それもこれも、タカノツメ傭兵団とノイスという男のおかげだ。
いくら魔動物たちと一緒に動いていても、ものを考えてしまう。
それくらい、祖国のたたかいの記憶は色濃く、いやな思い出でしかない。
寝ても覚めても、あの時間は頭の中で何度も繰り返される。
亡くなった者は居なかったが、ことによってはヒノメールは悲惨な目にあっていたかもしれない、という想像はなくならない。
現実に戻ってきたのは、問いかけるような声音。
「ここにいるってんのは構わないが、飯を食うときは中に入れよ」
回想に出てきた男、ノイス本人がこちらへ来るのが見えた。
「あ、すみません。勝手に場所をお借りして。魔動物たちは中に入れてはいけないと言われたので、やむを得ず」
申し訳なくなるので謝る。
誘われたのに、魔動物たちを入れるのがダメだった考えがすれ違いを生んだ。
そこは少し主張しておきたい。
ヒノメールの宿がなくても構わない。
けれど、大切な友人兼、家族の寝床は確保したいのだ。
なんとか、彼らを住まわせられる場所はないものか。
どうにかこうにか、出すことは無理そうだ。
あの、住んでいた家を手放すしかなかったことが悔やまれる。
メェ、と魔羊が側にやってきて話しかけてくる。
「ここは、いいところみたい。住めるようになるといいわね」
頭を撫でると心地良さそうに、目を閉じてくれるのでヒノメールも癒し効果を堪能した。
ぽやぽやとした空気を醸し出す女に団員たちは、予想よりも早く馴染んでいった。
ヒノメールが軍妃と知っているのに、よく受け入れてくれたわねえ、と魔動物たちに話すと、彼らは自慢げに鳴く。
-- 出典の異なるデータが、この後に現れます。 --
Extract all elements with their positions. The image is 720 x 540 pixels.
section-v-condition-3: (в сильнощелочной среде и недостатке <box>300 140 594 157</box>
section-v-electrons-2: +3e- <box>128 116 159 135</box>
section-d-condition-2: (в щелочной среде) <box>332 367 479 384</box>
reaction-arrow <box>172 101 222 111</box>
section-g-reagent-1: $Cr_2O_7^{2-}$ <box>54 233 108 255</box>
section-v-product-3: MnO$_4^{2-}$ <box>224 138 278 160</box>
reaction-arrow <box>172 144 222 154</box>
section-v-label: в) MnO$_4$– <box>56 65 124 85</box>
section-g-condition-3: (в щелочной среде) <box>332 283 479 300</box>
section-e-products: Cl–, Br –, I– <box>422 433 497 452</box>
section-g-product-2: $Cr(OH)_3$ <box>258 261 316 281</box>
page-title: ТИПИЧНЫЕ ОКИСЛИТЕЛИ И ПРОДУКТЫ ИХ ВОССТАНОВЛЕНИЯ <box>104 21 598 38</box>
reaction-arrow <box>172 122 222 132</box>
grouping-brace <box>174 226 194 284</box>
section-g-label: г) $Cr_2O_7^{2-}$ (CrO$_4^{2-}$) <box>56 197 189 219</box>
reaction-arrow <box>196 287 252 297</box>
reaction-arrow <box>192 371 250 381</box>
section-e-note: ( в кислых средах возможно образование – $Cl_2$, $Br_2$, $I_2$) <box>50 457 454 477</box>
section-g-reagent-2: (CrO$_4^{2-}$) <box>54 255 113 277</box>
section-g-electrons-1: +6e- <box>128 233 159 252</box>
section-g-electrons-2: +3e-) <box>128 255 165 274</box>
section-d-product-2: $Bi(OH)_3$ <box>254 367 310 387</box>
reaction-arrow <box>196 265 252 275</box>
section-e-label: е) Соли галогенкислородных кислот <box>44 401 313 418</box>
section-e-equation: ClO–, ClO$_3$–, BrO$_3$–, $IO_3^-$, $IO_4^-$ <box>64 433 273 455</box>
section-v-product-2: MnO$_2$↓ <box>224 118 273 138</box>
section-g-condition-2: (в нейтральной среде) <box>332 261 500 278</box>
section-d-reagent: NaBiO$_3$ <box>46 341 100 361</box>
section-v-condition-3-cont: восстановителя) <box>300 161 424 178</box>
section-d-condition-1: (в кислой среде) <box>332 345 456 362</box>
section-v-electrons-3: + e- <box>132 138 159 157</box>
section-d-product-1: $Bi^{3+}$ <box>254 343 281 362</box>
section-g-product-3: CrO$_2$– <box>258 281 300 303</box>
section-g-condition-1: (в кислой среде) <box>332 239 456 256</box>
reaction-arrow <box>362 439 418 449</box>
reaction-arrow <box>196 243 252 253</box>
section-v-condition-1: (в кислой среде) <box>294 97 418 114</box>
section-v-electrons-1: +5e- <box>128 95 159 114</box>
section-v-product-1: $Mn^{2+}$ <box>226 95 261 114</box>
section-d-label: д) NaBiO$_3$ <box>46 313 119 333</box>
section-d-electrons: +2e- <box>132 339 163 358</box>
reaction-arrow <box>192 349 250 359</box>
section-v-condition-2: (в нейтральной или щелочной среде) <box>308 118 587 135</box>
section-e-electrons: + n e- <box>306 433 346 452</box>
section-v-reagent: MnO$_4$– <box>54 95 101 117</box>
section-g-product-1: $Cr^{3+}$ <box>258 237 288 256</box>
もしかして、自分のことを当然と言ってくれているのかもしれない。
笑みを零すと、いそいそと建物に入る。
一応部屋は用意してもらえた。
まさか、そこまでやってくれるとは思わなくて目を何度も何度も開け閉めしては、不思議に思っていた。
まさか、本当にここまでやってくれるなんて。
あくまで仕事を紹介してもらい、そこから一人でコツコツ活動していこうと思っていたから。
「ヒノメール!ちょっといいか」
よばれて、振り向くと団員が手を振る。
「はい!今行きます」
ブラッシングしていた姿勢から、立ち上がらせる。
「途中でごめんな。ちょい、教えてほしいことがあってな」
丁寧に対応する様は、戦場で相手をしていた同一人物とは思えない。
ヒノメールが見ていることに気付いた彼は首をかしげて小動物のような、くりっとした目をこちらに向けてくる。
やはり、一緒の人には見えない。
こちらも、人のことを言えないけどね。
「いえ、軍にいた時とやはり、オーラが別人ですよね」
「はははは!面白いなヒノメールは。おれよりもお前の方が別人だぞぉ?ははは!思い出したから笑えてきたろ」
こちらを見ては大笑いする彼に、笑う要素なぞ、なかった気がすると怪訝に見る。
「はぁ、あー、悪い悪い。お前って戦場では如何にも女帝ってイメージなんだよな。男を尻に敷くっつーの?そんな感じ」
「尻に敷いたことなど無かったですし、寄せ付けませんでしたね。そういう風に見せる努力はしていましたよ。苦節の日々でした」
「そうなんだよなぁ。めちゃくちゃ苦労したよな。オレたちは仲間がいるから役割分担して、負担も少ないけど、お前は紅一点だったもんな」
慰めるように言われて、謙遜もここでは意味をなさないことに気付いて、首を縦に振る。
彼は用事を言いにきたので内容を聞くと、魔動物たちに雑草を食べさせて掃除させないかと言われた。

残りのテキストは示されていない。